Na semana passada houve uma agitada manifestação de estudantes no centro
de Campinas, que reivindicavam isenção do pagamento de tarifa de transporte
público urbano. Não pretendo tecer considerações sobre o que motivou o
movimento, mas, sempre que contemplo manifestações juvenis, vem-me à memória a
música cantada por Oswaldo Montenegro, Intuição,
que contém uma saudável instigação ao protesto:
Canta uma canção bonita falando da vida em ré maior.
Canta uma canção daquela
de filosofia, é mundo bem melhor.
Canta uma canção que
agüente essa paulada e a gente bate o pé no chão.
Canta uma canção
daquela, pula da janela, bate o pé no chão,
Sem o compromisso estreito de falar perfeito,
coerente ou não.
Deixando de lado, porém, a rebeldia, por si natural e
saudável, o que me intriga são os ideais pouco elevados que movem os jovens de
nosso tempo a lutar. Ainda ressoa nos ouvidos de nós, jovens de anos passados,
aquele conclame a “cantar uma canção bonita, de filosofia e mundo bem melhor”.
Será que eles, jovens de agora, não sonham em um
mundo bem melhor? Não estão dispostos a cantar uma canção que agüente essa
paulada e a gente bata o pé no chão? Por que os motivam agora causas tão pequenas?
É com um forte estremecimento na alma, contudo, que
nós, jovens de anos passados, temos de reconhecer que os jovens de agora não
sabem, agora parafraseando Belchior, “que viver é melhor que sonhar” e talvez
nem que “o amor é uma coisa boa”.
No amanhecer de uma vida, que é a juventude, afloram
muito fortemente os sonhos. Ainda hoje, como antes, querem os jovens lutar por
um mundo melhor, por uma sociedade onde reine justiça e paz. Ainda hoje, como
sempre, o jovem sonha com uma profissão, com o prestígio entre os seus
semelhantes, em ter o reconhecimento no trabalho bem feito em benefício dos
demais. Ainda hoje, como outrora, sonha-se com um amor humano, com alguém com
quem construir juntos esses sonhos.
Mas acontece que os jovens de hoje, como sempre,
precisam de exemplos, de modelos em que se inspirar. Querem contemplar vidas
bem vividas que os façam crer que vale a pena viver. E isso talvez seja os que
mais lhes faz falta, e por isso trazem sonhos tão rasteiros e tímidos.
Sonham com um mundo bem melhor, onde reine justiça e
paz, mas o panorama que lhes apresentam é de corrupção, impunidade e violência.
Sonham com uma profissão que lhes dêem a dignidade do trabalho, mas ao mesmo
tempo se contemplam indignos usurpadores que ganham dinheiro sem nenhum
trabalho digno.
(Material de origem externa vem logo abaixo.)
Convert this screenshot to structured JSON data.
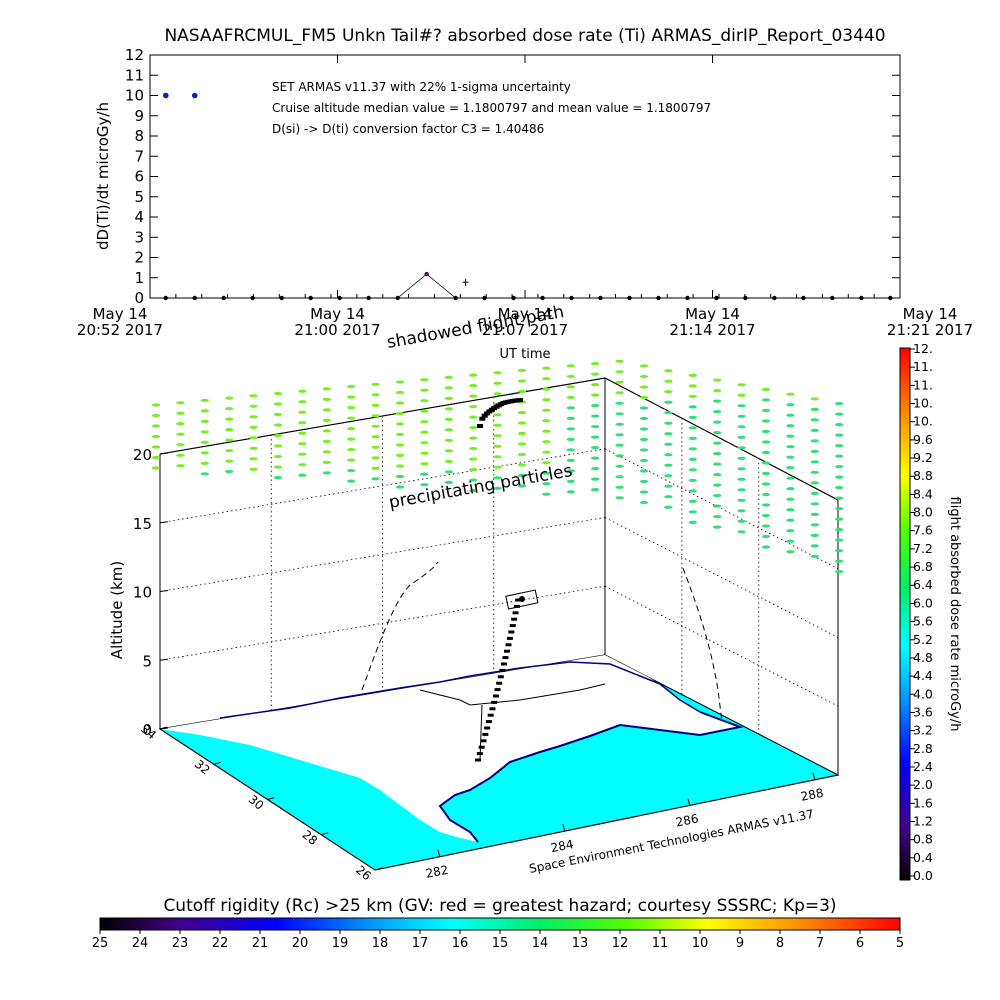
{
  "chart_data": [
    {
      "type": "scatter",
      "title": "NASAAFRCMUL_FM5 Unkn Tail#? absorbed dose rate (Ti) ARMAS_dirIP_Report_03440",
      "ylabel": "dD(Ti)/dt microGy/h",
      "xlabel": "UT time",
      "ylim": [
        0,
        12
      ],
      "y_ticks": [
        "0",
        "1",
        "2",
        "3",
        "4",
        "5",
        "6",
        "7",
        "8",
        "9",
        "10",
        "11",
        "12"
      ],
      "x_ticks": [
        {
          "line1": "May 14",
          "line2": "20:52 2017"
        },
        {
          "line1": "May 14",
          "line2": "21:00 2017"
        },
        {
          "line1": "May 14",
          "line2": "21:07 2017"
        },
        {
          "line1": "May 14",
          "line2": "21:14 2017"
        },
        {
          "line1": "May 14",
          "line2": "21:21 2017"
        }
      ],
      "annotations": [
        "SET ARMAS v11.37 with 22% 1-sigma uncertainty",
        "Cruise altitude median value = 1.1800797 and mean value = 1.1800797",
        "D(si) -> D(ti) conversion factor C3 = 1.40486"
      ],
      "legend_markers": [
        {
          "x": 0.62,
          "y": 10.0
        },
        {
          "x": 1.76,
          "y": 10.0
        }
      ],
      "series": [
        {
          "x": [
            0.62,
            1.76,
            2.9,
            4.04,
            5.18,
            6.32,
            7.46,
            8.6,
            9.74,
            10.88,
            12.02,
            13.16,
            14.3,
            15.44,
            16.58,
            17.72,
            18.86,
            20.0,
            21.14,
            22.28,
            23.42,
            24.56,
            25.7,
            26.84,
            27.98,
            29.12
          ],
          "y": [
            0,
            0,
            0,
            0,
            0,
            0,
            0,
            0,
            0,
            1.18,
            0,
            0,
            0,
            0,
            0,
            0,
            0,
            0,
            0,
            0,
            0,
            0,
            0,
            0,
            0,
            0
          ]
        }
      ],
      "xlim_minutes_after_first_tick": [
        0,
        29
      ]
    },
    {
      "type": "scatter",
      "ylabel": "Altitude (km)",
      "xlabel": "Space Environment Technologies ARMAS v11.37",
      "z_ticks": [
        "0",
        "5",
        "10",
        "15",
        "20"
      ],
      "lat_ticks": [
        "34",
        "32",
        "30",
        "28",
        "26"
      ],
      "lon_ticks": [
        "282",
        "284",
        "286",
        "288"
      ],
      "annotations": [
        "shadowed flight path",
        "precipitating particles"
      ],
      "colorbar_right": {
        "label": "flight absorbed dose rate microGy/h",
        "ticks": [
          "0.0",
          "0.4",
          "0.8",
          "1.2",
          "1.6",
          "2.0",
          "2.4",
          "2.8",
          "3.2",
          "3.6",
          "4.0",
          "4.4",
          "4.8",
          "5.2",
          "5.6",
          "6.0",
          "6.4",
          "6.8",
          "7.2",
          "7.6",
          "8.0",
          "8.4",
          "8.8",
          "9.2",
          "9.6",
          "10.",
          "10.",
          "11.",
          "11.",
          "12."
        ]
      },
      "colorbar_bottom": {
        "label": "Cutoff rigidity (Rc) >25 km (GV: red = greatest hazard; courtesy SSSRC; Kp=3)",
        "ticks": [
          "25",
          "24",
          "23",
          "22",
          "21",
          "20",
          "19",
          "18",
          "17",
          "16",
          "15",
          "14",
          "13",
          "12",
          "11",
          "10",
          "9",
          "8",
          "7",
          "6",
          "5"
        ]
      },
      "colors": {
        "sea": "#00ffff",
        "land": "#ffffff",
        "coast": "#000080",
        "track": "#000000",
        "particles": "#44dd44"
      }
    }
  ]
}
Sonham com um amor humano, mas ao mesmo tempo contemplam muito
de perto o triste espetáculo de lares desfeitos, brigas, rancores, degradação
da família.
Talvez seja essa a causa que os faça se animarem para
lutar por menos da metade de uma passagem de ônibus: fechamos as portas de seus
sonhos. E a culpa disso é de nós, jovens de anos passados.
Os jovens de hoje esperam de nós, jovens de anos
passados, exemplos de que a vida vale a pena encarnados em existências
concretas.
Quando sonham com um trabalho profissional honesto
que lhes assegure a dignidade, temos de mostrar-lhes o exemplo de nosso próprio
trabalho, onde encontramos dificuldades e dissabores, mas o desempenhamos da
melhor forma possível em benefício dos demais.
Quando eles, jovens de agora, sonham com um amor
humano com quem compartilhar suas vidas, nós, jovens de anos passados, temos de
estar prontos para abrir-lhes os nossos lares como redutos onde reina a
serenidade e a alegria, apesar das dificuldades.
Enfim, quando nossos jovens de agora querem um mundo
melhor, nós jovens de tempos passados, haveríamos de estar engajados numa luta
acirrada pelo restabelecimento da ética na vida pública, na família, no nosso
trabalho, nas relações sociais.
Do contrário, os anos passarão e estaremos sempre
cantando a mesma canção:
“Minha dor é perceber que apesar de termos feito tudo
tudo o que fizemos
Nós ainda somos os mesmos e vivemos
Ainda somos os mesmos e vivemos
Como os nossos pais”.
Pior, sequer poderemos dizer que fizemos tudo o que
poderíamos para dar-lhes a tão almejada esperança.